En este mundo deslizante como una pista de hielo, líquido como el océano Atlántico, instantáneo como el Nescafé, fragmentario como el puzzle de 5.000 piezas, neoliberal como un todo a 1€… necesitamos pararnos, celebrar y saborear nuestros grandes y pequeños trozos de vida vividos y revividos. Necesitamos para vivir auténtica, intensa, personal, profundamente, también momentos para celebrar, no simplemente para consumir fiesta.
Porque no puedo ver una película llegando corriendo al cine y ya iniciada. Porque no puedo comunicarme contigo con 40 whatsapps abiertos a la vez. Porque no puedo sentarme delante de ti con una mente en varios continentes. Porque no puedo saborear ese helado de fresa con la boca llena de chocolate. Porque no puedo contemplar con tantos estímulos deslumbrantes. Porque no puedo sorprenderme porque solo miro y oigo, ni veo ni escucho…
De ahí que apostemos en nuestras dinámicas (¿o vidas?) juveniles y no tan juveniles, por la interioridad “habitada” (para que todos entiendan lo que entiendo yo sin necesidad de apellidos).

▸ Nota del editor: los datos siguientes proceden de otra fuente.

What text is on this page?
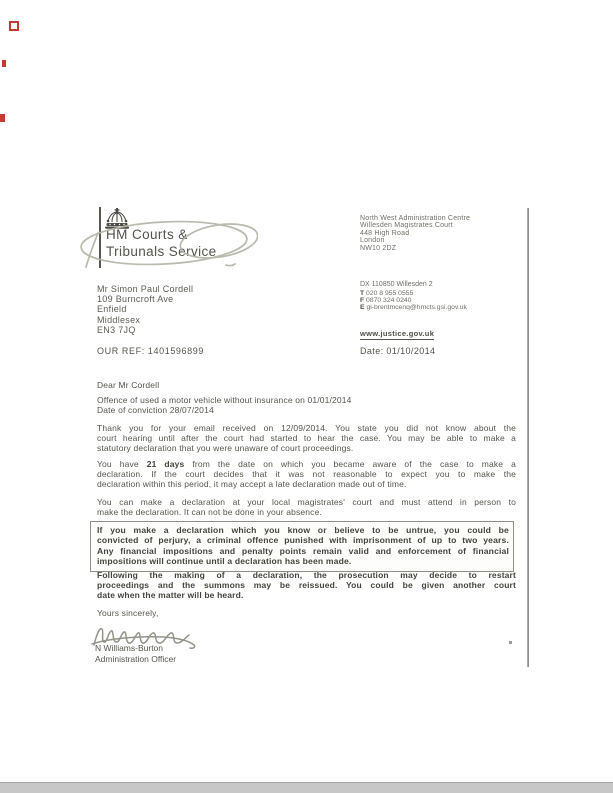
HM Courts &
Tribunals Service
Mr Simon Paul Cordell
109 Burncroft Ave
Enfield
Middlesex
EN3 7JQ
North West Administration Centre
Willesden Magistrates Court
448 High Road
London
NW10 2DZ
DX 110850 Willesden 2
T 020 8 955 0555
F 0870 324 0240
E gl-brentmcenq@hmcts.gsi.gov.uk
www.justice.gov.uk
OUR REF: 1401596899	Date: 01/10/2014
Dear Mr Cordell
Offence of used a motor vehicle without insurance on 01/01/2014
Date of conviction 28/07/2014
Thank you for your email received on 12/09/2014. You state you did not know about the
court hearing until after the court had started to hear the case. You may be able to make a
statutory declaration that you were unaware of court proceedings.
You have 21 days from the date on which you became aware of the case to make a
declaration. If the court decides that it was not reasonable to expect you to make the
declaration within this period, it may accept a late declaration made out of time.
You can make a declaration at your local magistrates' court and must attend in person to
make the declaration. It can not be done in your absence.
If you make a declaration which you know or believe to be untrue, you could be
convicted of perjury, a criminal offence punished with imprisonment of up to two years.
Any financial impositions and penalty points remain valid and enforcement of financial
impositions will continue until a declaration has been made.
Following the making of a declaration, the prosecution may decide to restart
proceedings and the summons may be reissued. You could be given another court
date when the matter will be heard.
Yours sincerely,
N Williams-Burton
Administration Officer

Tenemos que desaprender para aprender, desacelerar para intensificar, dejar de tragar para masticar, no consumir consumiéndonos para vivir viviendo.
De ahí que las comunidades cristianas rodeen la gran fiesta de la Pascua de 90 (40 + 50) días (¡tres meses!). ¡Hay que celebrarla! ¡Tenemos que saborearla! ¡Qué no se nos escape el auténtico significado de nuestra gran FIESTA!
¡Hay tiempo! ¡Tenemos tiempo! ¡Hay muchos trozos de vida para compartir y festejar con uno mismo, con los otros y las otras, con el mundo y con el Otro!